坂本龍馬の銅像Photo:PIXTA

「尊敬する人は誰ですか?」そう問われると、歴史上の偉人や有名人の名前を挙げる人は少なくない。だが、雑草研究者の筆者は、年を重ねるにつれ身近な人こそが尊敬に値すると考え方が変わってきたという。知ると少しだけ優しくなれる、「世界のことわり」とは?※本稿は、静岡大学教授の稲垣栄洋『私たちはどう老いるか』(小学館)の一部を抜粋・編集したものです。

歴史上の偉人よりも
コンビニの外国人店員を尊敬

 学生から「尊敬する人は誰ですか?」と質問を受けることがある。

 若いときは、尊敬する人や目標にする人もいたが、年を取るとようすが変わってきた。

 偉人と呼ばれる人や、すごいと評価される人たちも、じつは欠点の多い同じ人間だということがわかってくるのである。もちろん、尊敬できる部分はあるが、子どものときや若いときのように、すべてにあこがれて妄信するということはなくなった。
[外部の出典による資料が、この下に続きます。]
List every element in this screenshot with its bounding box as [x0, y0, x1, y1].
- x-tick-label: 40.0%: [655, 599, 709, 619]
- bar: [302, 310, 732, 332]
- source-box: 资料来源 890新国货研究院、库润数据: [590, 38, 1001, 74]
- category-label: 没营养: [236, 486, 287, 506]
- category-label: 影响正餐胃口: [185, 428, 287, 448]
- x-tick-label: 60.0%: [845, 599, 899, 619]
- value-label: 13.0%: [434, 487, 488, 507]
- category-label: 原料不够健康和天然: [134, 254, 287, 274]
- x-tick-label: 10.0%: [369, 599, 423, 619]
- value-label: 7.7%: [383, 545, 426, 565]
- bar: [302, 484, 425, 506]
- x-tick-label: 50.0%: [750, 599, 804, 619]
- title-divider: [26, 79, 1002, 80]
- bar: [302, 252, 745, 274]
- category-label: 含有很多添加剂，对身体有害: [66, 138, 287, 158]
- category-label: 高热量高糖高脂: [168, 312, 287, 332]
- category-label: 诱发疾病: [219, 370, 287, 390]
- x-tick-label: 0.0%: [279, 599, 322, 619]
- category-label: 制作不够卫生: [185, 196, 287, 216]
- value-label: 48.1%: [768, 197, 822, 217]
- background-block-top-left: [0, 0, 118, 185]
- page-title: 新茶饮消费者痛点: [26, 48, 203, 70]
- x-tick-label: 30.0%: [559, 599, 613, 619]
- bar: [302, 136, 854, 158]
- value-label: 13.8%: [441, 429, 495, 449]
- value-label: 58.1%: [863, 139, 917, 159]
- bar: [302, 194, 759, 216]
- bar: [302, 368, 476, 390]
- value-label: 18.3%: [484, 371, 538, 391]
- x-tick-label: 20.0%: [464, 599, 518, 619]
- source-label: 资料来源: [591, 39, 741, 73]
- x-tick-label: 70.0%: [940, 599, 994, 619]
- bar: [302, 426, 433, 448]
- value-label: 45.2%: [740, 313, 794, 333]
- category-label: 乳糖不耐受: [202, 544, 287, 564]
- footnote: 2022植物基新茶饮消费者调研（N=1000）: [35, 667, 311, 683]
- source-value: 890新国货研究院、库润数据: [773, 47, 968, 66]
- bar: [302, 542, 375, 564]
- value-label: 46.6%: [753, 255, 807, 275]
 ひとりの人間として「すごいな」「真似できないな」と思うだけである。ただ、尊敬まではいかない。

 その点でいえば、私は若い人も密かに尊敬している。

 本当のことを言うと、学生の中にも尊敬できる人は何人もいる。

 しかし、「尊敬できる人は誰ですか」と質問してきた学生に、「あなたです」と言ったら、気持ち悪がられるから、そんなことが言えるはずもない。

 心底、尊敬しているのは、コンビニの店員である。よくあんなに複雑な業務をこなしているなぁといつも感心する。私であれば、確実に「使えないバイト」として迷惑を掛けてしまうことだろう。

 若い人もすごいが、定年退職したくらいの人が初心者マークをつけて、一生懸命、レジを打っている姿を見ると心から尊敬する。